I have a Tormek T7 with a black stone and was wondering if the Sorby Pro Edge system is better???


----------



## edstreet (Aug 5, 2014)

No.


----------



## George Watkins (Aug 5, 2014)

It’s hard to say whether one is better that the other, both systems are very good and both have for’s and against which may or may not suit your particular needs.

I have had a tormek for about 10 years and fitted  a black stone in December 2013, I only use it for my main 5/8 gouge with which I do 90% of my work, I use a creusen with a 6” CBN wheel for everything else. 
The tormek would drive me potty if I had to use it for everything.

I love the edge the tormek makes and how little steel it removes and the fact it keeps the tool cold, I dislike the cost of the wheels (I’m on my 3rd) and the way the wheel goes concave with use.

The pro edge has the advantage of using much cheaper belts and being able to change the belt quickly to suit your needs, it also keeps the bevel flat which may or may not be to your liking.

With regards to the quality of Edge- I don’t believe that there is much in it between the two machines.

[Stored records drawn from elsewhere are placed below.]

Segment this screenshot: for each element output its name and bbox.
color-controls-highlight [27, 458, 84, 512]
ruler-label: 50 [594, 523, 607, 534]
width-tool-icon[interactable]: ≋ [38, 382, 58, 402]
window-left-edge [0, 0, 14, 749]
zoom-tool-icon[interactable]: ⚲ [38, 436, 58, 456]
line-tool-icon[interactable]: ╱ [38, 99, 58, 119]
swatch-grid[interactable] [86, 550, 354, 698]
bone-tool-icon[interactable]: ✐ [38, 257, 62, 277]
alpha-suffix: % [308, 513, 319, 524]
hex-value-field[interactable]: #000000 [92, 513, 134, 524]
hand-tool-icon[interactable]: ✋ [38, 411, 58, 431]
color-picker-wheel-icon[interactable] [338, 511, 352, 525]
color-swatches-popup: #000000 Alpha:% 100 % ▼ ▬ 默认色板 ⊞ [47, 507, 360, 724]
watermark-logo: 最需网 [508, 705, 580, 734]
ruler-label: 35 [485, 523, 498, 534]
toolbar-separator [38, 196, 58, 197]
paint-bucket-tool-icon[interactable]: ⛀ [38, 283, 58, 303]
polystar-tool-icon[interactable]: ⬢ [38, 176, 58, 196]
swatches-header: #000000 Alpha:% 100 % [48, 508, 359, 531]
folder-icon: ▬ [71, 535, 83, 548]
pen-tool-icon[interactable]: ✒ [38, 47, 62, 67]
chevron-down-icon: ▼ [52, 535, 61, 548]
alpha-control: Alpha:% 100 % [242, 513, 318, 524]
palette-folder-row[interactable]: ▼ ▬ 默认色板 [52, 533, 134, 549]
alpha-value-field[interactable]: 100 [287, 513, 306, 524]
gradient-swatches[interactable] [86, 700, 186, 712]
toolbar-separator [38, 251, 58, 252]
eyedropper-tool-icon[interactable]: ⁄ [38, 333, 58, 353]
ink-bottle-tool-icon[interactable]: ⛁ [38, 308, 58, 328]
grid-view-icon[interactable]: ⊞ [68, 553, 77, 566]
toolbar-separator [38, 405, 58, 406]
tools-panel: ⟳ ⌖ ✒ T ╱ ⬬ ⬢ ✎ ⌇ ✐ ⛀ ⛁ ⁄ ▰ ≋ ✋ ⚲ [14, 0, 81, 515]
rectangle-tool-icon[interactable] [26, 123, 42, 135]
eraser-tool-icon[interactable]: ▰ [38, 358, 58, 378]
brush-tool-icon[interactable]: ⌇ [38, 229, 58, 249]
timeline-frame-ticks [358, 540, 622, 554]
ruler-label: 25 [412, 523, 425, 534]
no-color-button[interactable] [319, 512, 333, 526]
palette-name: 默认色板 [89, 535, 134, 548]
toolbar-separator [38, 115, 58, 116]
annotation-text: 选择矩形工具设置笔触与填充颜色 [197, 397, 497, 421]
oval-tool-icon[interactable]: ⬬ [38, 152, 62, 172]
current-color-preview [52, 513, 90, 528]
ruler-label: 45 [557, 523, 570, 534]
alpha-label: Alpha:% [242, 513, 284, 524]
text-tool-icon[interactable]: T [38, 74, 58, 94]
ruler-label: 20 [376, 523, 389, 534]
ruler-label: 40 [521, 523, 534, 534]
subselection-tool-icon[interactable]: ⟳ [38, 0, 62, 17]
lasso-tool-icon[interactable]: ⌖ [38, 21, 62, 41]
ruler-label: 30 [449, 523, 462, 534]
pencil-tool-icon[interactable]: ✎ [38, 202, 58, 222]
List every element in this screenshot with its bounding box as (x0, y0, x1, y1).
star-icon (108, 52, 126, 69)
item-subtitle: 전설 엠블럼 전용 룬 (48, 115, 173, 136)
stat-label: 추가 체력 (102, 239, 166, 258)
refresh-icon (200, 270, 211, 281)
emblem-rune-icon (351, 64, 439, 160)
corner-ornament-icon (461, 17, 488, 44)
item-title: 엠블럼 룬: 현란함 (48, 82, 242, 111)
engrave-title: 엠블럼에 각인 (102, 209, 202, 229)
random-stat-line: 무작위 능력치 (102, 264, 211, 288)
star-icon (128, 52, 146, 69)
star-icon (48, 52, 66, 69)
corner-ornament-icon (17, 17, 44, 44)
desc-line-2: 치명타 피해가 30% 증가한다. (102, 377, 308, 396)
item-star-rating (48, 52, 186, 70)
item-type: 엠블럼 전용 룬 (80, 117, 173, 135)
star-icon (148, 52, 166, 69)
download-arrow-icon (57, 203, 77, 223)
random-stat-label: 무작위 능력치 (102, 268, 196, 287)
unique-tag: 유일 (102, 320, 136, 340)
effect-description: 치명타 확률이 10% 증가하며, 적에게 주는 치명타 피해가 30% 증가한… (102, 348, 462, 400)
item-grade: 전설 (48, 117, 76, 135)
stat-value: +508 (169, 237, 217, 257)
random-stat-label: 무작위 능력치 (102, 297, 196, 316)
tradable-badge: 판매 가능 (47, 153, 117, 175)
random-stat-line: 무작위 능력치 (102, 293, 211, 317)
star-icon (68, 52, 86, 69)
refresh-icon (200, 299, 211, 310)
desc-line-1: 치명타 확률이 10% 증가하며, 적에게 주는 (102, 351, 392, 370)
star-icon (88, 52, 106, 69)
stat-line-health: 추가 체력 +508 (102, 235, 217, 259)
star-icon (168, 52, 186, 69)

If I was to have my time all over again would I buy either? No, I would use a 8” CBN with the tormek adaptor to allow me to use a fingernail jig with it.

HTH


----------



## chrisk (Aug 5, 2014)

+1 on the CBN (6") with the Tormek adaptor for shaping. As for honing I always use my Tormek 2000 (Tormek T7 previous model). Meanwhile I'm pretty sure Tormek modified the quality of their stones. IMHO the older stones were better for shaping, even than the black one.


----------



## Rangertrek (Aug 6, 2014)

I just bought the pro edge and have reground two tools with it.  So far, I am satisfied with the product and will be learning more about it.  The sanding belts do heat up to tool a little bit; but, no like the wheel I was using on my grinder.

My prior system was Wolverine.  It was inconsistent in bevels etc. due to the butt end of the handle as a pivot point.  The pro edge is consistent every time with the skew jig, gouge jig, etc.  I have not tried the long grind jig yet.

I have not used the other systems, so can't comment on them.  Just letting you know my opinion so far on the Sorby.


----------



## Kendallqn (Aug 6, 2014)

Go with 8" CBN wheels on a grinder you'll never look back or regret it.


----------